Fickleness isn't the only problem. As I reflect upon my life I see how my visions of success, significance and meaning in life are often driven by vanity and selfishness. Or fear. In Christian language, my vision of success and significance is always being contaminated by my own sin, brokenness and fallenness.
And it's not just fickleness and sin. Sometimes it's just simple inattentiveness. I don't, by and large, wake up each day pondering the deep existential significance of my life. I'm too busy, distracted and superficial. I mainly spend my days moving back and forth from To Do Lists to entertainments. Now I'm working on something that has to get done, then surfing the Internet, then excited to get back to show I'm following on Netflix. Then back to work. So pass my days, life as an producer and consumer in late modern capitalism. My life is rendered superficial by mindlessness. I'm being "productive" and having "fun" but I'm not living deeply.
Such is meaning, purpose and significance when life is left up to me. When it's left up to me the deepest things in life suddenly seem fragile and insubstantial. So we are chronically confronted with crises of meaning. We never escape the haunting question, "What's the point?" Life feels random, arbitrary, and rootless.

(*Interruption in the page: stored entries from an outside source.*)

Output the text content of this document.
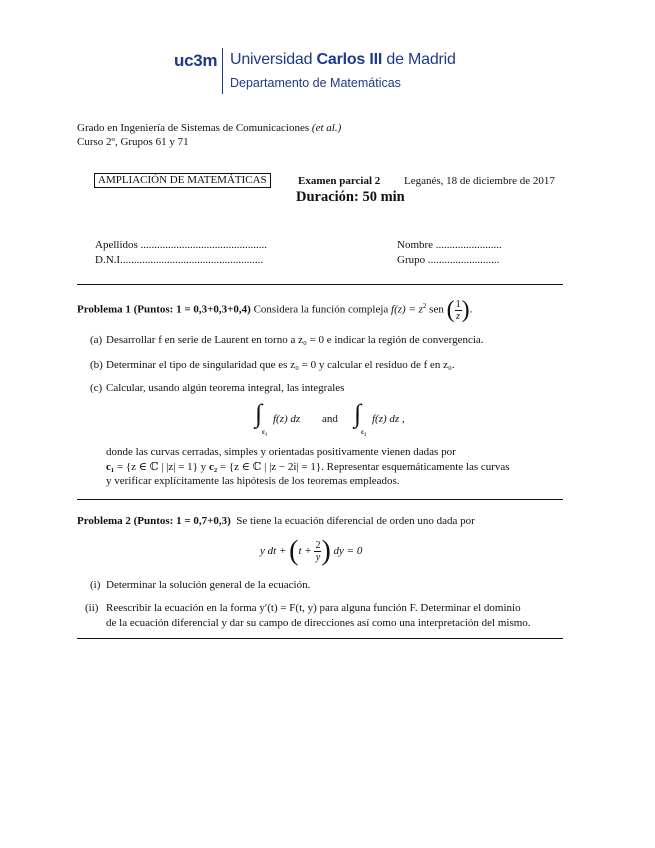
uc3m Universidad Carlos III de Madrid
Departamento de Matemáticas
Grado en Ingeniería de Sistemas de Comunicaciones (et al.)
Curso 2º, Grupos 61 y 71
AMPLIACIÓN DE MATEMÁTICAS	Examen parcial 2 Leganés, 18 de diciembre de 2017
Duración: 50 min
Apellidos ..............................................	Nombre ........................
D.N.I....................................................	Grupo ..........................
Problema 1 (Puntos: 1 = 0,3+0,3+0,4) Considera la función compleja $f(z) = z^2$ sen ( $\frac{1}{z}$ ).
(a) Desarrollar f en serie de Laurent en torno a z₀ = 0 e indicar la región de convergencia.
(b) Determinar el tipo de singularidad que es z₀ = 0 y calcular el residuo de f en z₀.
(c) Calcular, usando algún teorema integral, las integrales
∫
c₁
f(z) dz and ∫
c₂
f(z) dz ,
donde las curvas cerradas, simples y orientadas positivamente vienen dadas por
c₁ = {z ∈ ℂ | |z| = 1} y c₂ = {z ∈ ℂ | |z − 2i| = 1}. Representar esquemáticamente las curvas
y verificar explícitamente las hipótesis de los teoremas empleados.
Problema 2 (Puntos: 1 = 0,7+0,3) Se tiene la ecuación diferencial de orden uno dada por
y dt + ($t + \frac{2}{y}$ ) dy = 0
(i) Determinar la solución general de la ecuación.
(ii) Reescribir la ecuación en la forma y′(t) = F(t, y) para alguna función F. Determinar el dominio
de la ecuación diferencial y dar su campo de direcciones así como una interpretación del mismo.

All this is to simply say that meaning, purpose and significance is harder in a disenchanted age. And we feel a deep dissatisfaction with this state of affairs. Here's how Charles Taylor describe this fragility of meaning in our secular age:
Almost every action of ours has a point; we're trying to get to work, or to find a place to buy a bottle of milk after hours. But we can stop and ask why we're doing these things, and that points us beyond to the significance of these significances. The issue may arise for us in a crisis, where we feel that what has been orienting our life up to now lacks real value, weight...A crucial feature of the malaise of [modernity] is the sense that all these answers are fragile, or uncertain; that a moment may come, where we no longer feel that our chosen path is compelling, or cannot justify it to ourselves or others. There is a fragility of meaning...And because of this void of meaning, continues Taylor, "the quotidian [day to day life] is emptied of deeper resonance, is dry, flat; the things which surround us are dead, ugly, empty; and the way we organize them, shape them, in order to live has not meaning, beauty, depth, sense." In our disenchanted world we experience "a terrible flatness in the everyday."
I think we've all experienced this, especially if you struggle with doubt and disenchantment.
So here's the existential jujitsu.
Yes, doubt and disenchantment make it hard to believe in metaphysics and transcendence.
But doubt and disenchantment also make it hard for meaning, purpose and significance in life.
And the dissatisfactions we experience in this regard--"the terrible flatness in the everyday"--can help us edge back toward enchantment.